The authors commented that the main finding from this study was confirmation of zero HIV transmission among women who start ART before conception and have an undetectable viral load at delivery, with formula feeding and routine neonatal prophylaxis.

They also suggested that preconception maternal ART and undetectable viral load at delivery may mitigate the effect of preterm birth on vertical transmission.

Table 1: Risk of transmission by timing of ART and VL near delivery (2000–2017)

ART and VL at delivery n (%) 95%CI
On ART at conception and undetectable VL 0/5482 (0%) 0 to 0.07
Start ART during pregnancy and undetectable VL 26/4596 (0.57%) 0.37 to 0.83
On ART at conception, detectable VL 9/834 (1.08%) 0.49 to 2.04


The overall vertical transmission rate during the most recent period in this cohort was extremely low (0.2%). The authors noted that this is lower than recently reported in other high-income countries, which range from 0.46% to 1.6%.
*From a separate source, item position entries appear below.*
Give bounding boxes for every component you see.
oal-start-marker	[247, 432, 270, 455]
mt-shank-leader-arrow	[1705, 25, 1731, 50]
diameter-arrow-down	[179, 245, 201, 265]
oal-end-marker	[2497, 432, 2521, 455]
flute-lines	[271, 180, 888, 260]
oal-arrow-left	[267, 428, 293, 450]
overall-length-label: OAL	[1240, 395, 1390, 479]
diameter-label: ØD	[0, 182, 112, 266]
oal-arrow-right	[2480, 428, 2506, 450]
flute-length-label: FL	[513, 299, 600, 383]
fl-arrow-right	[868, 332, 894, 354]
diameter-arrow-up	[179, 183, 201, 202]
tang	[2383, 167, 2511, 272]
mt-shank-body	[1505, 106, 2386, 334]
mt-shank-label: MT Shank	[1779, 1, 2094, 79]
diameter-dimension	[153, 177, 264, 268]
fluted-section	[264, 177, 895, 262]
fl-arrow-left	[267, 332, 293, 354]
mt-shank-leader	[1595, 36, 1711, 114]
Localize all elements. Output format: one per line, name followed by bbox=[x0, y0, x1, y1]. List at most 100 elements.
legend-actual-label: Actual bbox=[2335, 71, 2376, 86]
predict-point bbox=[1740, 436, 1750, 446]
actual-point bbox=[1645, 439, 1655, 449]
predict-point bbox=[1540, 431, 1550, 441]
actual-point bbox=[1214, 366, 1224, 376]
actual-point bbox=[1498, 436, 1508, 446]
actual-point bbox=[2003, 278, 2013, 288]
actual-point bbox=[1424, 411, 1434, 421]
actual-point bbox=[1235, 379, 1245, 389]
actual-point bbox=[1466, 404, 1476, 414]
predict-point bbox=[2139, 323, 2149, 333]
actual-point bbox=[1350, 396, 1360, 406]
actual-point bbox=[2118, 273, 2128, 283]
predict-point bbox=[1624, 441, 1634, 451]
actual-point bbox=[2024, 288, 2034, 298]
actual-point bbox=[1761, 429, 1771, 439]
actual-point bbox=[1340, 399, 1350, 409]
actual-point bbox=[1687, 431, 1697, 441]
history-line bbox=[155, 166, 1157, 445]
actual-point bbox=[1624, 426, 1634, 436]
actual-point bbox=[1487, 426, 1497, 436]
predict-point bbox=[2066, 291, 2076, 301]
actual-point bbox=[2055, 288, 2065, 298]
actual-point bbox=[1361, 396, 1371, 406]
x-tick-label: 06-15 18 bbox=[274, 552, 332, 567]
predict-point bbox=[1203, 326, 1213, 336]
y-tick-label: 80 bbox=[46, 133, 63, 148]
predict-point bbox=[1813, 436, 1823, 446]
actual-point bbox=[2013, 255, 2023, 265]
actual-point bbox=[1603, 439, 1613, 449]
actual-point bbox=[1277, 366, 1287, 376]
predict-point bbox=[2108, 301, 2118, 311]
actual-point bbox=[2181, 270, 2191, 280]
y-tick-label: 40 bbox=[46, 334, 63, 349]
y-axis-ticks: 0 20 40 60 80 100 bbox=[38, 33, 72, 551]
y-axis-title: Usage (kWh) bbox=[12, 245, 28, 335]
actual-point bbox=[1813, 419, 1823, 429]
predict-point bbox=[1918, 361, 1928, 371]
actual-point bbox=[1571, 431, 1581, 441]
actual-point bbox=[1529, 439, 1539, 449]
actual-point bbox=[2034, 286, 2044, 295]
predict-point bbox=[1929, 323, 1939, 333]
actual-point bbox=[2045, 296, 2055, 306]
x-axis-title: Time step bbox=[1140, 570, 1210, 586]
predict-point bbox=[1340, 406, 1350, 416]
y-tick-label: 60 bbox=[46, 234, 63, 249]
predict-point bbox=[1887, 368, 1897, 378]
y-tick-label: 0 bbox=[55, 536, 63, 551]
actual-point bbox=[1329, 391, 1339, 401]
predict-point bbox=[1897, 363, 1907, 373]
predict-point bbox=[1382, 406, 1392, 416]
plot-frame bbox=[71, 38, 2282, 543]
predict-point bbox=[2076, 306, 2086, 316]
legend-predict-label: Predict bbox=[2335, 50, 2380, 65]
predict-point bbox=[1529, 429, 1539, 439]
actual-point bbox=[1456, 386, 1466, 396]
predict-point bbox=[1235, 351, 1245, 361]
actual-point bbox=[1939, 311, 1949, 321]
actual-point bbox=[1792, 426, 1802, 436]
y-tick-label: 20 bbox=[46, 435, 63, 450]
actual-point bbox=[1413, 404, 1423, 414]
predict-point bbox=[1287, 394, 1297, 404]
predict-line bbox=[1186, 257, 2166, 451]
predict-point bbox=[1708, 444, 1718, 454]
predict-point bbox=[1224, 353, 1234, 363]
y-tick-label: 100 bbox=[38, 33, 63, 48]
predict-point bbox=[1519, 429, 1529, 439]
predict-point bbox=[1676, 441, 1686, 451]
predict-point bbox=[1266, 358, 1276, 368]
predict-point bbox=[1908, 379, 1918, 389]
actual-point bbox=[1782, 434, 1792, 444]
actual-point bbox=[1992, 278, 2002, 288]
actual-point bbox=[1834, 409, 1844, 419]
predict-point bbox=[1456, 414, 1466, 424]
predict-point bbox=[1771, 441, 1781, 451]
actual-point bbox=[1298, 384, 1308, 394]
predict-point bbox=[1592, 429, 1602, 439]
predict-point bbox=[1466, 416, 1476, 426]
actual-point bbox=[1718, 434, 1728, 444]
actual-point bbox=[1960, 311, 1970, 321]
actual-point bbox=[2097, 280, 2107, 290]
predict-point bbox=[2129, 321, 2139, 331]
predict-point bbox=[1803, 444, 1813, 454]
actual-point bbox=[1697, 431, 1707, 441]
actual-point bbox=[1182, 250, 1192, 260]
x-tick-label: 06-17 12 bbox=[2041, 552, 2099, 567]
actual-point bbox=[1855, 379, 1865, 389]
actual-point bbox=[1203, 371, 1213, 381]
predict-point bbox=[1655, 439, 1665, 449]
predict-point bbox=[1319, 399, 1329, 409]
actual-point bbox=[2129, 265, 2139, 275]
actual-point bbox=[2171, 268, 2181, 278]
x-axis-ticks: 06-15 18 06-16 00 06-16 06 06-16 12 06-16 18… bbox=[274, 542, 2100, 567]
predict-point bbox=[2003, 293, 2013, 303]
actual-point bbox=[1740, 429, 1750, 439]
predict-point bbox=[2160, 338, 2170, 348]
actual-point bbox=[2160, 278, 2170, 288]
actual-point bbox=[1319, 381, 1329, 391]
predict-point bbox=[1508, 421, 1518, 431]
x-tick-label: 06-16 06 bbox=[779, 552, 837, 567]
In the UK and Ireland, the steady decline across time periods is similar to these results.

As guidelines in high-income countries become more permissive about breastfeeding among women who fulfil other criteria associated with no transmission – mainly early ART start, undetectable viral load with regular monitoring – it will be important to see whether these results remain similar.   


Sibiude J et al. Update of Perinatal HIV-1 Transmission in France: zero transmission for 5482 mothers on continuous ART from conception and with undetectable viral load at delivery. Clin Infect Dis. August 2022. Online ahead of print.